14 Aug 2013

In the lab meeting on Wednesday, August 14, Baskaran Sankaran will give a practice talk for his PhD Seminar. The abstract is below :

Hierarchical phrase-based translation (Chiang, 2005; Chiang, 2007) (Hiero) is a statistical machine translation (SMT) model that encodes translation as a synchronous context-free grammar derivation between source and target language strings. Hiero models are more powerful than phrase-based models in capturing complex source-target reordering as well as discontiguous phrase pairs while being easier to estimate and decode with compared to their full syntaxbased counterparts.
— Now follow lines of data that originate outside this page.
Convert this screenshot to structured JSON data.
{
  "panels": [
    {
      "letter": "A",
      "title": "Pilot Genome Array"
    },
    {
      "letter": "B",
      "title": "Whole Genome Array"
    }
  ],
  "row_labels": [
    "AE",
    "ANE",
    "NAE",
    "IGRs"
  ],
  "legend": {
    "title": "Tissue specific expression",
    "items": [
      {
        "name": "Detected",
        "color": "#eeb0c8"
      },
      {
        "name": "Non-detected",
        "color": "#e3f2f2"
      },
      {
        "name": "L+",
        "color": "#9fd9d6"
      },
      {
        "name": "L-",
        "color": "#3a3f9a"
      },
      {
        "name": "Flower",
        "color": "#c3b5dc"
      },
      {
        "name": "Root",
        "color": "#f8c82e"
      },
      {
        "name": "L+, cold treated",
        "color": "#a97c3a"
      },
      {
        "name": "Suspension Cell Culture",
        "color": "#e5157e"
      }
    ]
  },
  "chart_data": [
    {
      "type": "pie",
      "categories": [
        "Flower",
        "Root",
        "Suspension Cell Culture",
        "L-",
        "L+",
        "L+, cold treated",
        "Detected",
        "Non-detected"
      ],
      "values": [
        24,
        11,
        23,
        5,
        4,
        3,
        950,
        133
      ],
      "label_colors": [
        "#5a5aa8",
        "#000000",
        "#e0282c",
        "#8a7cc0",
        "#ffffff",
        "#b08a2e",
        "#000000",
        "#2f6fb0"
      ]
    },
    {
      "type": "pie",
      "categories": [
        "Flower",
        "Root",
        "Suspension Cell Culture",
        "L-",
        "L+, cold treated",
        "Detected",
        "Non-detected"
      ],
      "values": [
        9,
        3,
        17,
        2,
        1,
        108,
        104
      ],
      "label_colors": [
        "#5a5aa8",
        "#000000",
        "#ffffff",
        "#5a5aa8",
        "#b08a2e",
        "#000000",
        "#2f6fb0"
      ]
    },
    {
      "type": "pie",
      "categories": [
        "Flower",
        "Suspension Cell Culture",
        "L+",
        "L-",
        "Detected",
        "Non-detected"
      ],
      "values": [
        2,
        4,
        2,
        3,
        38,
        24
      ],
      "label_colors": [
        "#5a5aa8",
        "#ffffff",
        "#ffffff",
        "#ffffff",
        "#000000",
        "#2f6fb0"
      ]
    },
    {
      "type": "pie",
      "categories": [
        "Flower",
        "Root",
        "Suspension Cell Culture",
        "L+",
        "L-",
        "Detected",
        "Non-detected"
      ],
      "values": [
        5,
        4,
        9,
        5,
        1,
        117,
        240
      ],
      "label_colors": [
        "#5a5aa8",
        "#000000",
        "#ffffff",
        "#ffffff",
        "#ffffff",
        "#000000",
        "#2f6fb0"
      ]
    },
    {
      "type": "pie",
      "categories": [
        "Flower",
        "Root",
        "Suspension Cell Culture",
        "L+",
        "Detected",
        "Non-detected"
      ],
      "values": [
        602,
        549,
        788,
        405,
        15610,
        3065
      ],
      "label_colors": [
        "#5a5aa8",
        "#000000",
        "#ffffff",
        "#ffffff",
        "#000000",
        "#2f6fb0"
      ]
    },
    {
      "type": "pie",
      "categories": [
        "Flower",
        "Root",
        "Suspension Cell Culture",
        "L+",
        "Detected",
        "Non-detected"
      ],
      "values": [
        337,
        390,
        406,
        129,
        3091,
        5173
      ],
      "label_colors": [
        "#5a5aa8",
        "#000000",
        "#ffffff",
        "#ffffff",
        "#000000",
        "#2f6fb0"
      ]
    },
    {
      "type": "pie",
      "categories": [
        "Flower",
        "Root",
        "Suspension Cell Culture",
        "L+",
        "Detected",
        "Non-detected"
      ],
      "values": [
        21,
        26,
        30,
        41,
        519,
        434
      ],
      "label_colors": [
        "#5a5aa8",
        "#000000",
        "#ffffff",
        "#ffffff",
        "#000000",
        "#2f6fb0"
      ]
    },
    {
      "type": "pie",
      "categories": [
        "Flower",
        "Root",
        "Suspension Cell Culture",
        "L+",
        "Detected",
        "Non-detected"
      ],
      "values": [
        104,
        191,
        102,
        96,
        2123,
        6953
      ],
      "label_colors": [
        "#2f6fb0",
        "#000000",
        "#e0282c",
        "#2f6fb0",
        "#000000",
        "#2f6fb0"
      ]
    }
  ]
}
In this thesis, we propose improvements to two broad aspects of the Hiero translation pipeline: i) estimating Hiero translation model features from training data and ii) parameter tuning for discriminative log-linear models that are used to decode with such features. We use our own open-source implementation of Hiero called Kriya (Sankaran et al., 2012b) for all the experiments in this thesis. This thesis contains the following specific contributions:

• We propose new Bayesian models which are used to extract compact Hiero translation rules; we extract minimal source-target translation units, resulting in up to 57% reduction in model size while retaining the same translation performance for several language pairs (Sankaran et al., 2011; Sankaran et al., 2012a). Our models are applicable for both unary and binary Hiero grammars and our models consistently perform well compared to several other baselines. We also show that our model can be estimated in a distributed framework for variational inference (Sankaran et al., 2013a).

• We propose a novel unified-cascade framework for jointly learning alignments and the Hiero translation rules by removing the disconnect between the alignments and extracted synchronous context-free grammar. This is the first time a joint training framework is being proposed for Hiero, where we iterate the two step inference so that it learns in alternate iterations the phrase alignments and then the Hiero rules that are consistent with alignments.
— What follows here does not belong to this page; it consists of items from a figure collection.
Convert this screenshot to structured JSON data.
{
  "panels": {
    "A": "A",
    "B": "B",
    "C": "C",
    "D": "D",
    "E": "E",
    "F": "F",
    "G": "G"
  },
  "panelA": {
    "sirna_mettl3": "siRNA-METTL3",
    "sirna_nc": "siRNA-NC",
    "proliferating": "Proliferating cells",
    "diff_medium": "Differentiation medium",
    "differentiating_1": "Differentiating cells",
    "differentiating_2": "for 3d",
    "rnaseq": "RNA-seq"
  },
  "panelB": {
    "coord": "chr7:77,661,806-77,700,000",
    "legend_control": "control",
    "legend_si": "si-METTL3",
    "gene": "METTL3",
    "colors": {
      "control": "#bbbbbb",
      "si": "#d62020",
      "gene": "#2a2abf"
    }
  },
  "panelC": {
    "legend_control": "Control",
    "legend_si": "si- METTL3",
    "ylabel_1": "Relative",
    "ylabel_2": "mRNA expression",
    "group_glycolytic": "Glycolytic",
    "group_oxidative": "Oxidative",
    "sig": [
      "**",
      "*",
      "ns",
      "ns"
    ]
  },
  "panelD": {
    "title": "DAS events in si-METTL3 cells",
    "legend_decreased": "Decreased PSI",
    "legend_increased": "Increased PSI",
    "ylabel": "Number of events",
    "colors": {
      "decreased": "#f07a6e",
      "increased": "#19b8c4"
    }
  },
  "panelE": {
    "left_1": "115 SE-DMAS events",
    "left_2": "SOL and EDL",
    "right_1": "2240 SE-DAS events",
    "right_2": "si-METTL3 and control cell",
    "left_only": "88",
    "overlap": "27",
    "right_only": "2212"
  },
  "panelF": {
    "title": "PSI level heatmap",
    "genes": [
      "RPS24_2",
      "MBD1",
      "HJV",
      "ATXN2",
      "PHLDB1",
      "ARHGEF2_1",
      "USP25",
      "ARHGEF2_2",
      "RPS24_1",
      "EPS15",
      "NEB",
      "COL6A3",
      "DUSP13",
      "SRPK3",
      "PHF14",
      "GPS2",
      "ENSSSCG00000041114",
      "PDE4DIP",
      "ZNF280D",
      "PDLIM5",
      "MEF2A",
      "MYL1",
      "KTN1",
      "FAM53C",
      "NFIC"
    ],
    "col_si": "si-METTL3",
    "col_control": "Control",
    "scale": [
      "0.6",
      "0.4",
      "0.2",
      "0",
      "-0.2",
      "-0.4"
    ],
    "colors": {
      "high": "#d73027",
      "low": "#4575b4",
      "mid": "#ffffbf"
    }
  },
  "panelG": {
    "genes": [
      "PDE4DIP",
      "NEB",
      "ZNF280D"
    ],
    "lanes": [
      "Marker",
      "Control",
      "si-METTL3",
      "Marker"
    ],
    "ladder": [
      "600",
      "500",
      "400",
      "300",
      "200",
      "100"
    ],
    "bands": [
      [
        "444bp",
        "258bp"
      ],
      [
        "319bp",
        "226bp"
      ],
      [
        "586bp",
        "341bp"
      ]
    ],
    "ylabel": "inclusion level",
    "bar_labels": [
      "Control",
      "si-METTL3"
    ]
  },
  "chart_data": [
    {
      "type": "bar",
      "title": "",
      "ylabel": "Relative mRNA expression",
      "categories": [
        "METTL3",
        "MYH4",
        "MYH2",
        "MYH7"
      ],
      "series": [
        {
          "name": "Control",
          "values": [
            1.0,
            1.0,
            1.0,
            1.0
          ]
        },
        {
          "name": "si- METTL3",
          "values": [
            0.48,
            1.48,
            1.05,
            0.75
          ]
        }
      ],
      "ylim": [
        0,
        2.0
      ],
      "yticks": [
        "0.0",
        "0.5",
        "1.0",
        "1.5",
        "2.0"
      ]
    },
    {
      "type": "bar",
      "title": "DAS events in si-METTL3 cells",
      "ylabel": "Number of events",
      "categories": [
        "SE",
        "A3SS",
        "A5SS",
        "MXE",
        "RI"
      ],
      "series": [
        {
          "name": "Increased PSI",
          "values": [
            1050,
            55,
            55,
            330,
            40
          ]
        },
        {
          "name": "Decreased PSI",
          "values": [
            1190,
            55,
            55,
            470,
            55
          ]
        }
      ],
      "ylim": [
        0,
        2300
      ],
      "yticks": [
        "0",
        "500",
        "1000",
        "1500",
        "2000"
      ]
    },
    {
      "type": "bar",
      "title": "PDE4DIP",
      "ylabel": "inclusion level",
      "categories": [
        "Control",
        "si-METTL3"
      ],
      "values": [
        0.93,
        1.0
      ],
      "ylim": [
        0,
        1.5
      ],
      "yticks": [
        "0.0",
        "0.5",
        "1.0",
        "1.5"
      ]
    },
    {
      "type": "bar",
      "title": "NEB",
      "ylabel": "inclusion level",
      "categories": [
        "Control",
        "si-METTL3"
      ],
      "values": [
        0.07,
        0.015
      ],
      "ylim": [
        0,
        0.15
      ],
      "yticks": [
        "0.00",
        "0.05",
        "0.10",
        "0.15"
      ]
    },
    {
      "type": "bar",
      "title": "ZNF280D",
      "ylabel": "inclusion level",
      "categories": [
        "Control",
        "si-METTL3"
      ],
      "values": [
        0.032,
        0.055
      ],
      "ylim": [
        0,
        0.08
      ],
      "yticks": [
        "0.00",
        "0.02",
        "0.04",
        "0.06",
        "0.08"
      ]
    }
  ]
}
• We propose several novel approaches for parameter tuning of discriminative log-linear models for SMT which can be used for jointly optimizing towards multiple evaluation metrics. We show that our methods for multi-objective tuning for SMT yield substantial gains in translation quality measured through automatic as well as human evaluations (Sankaran et al., 2013b; Duh et al., 2013)

The meeting will start at 1230 hours in TASC1 9408.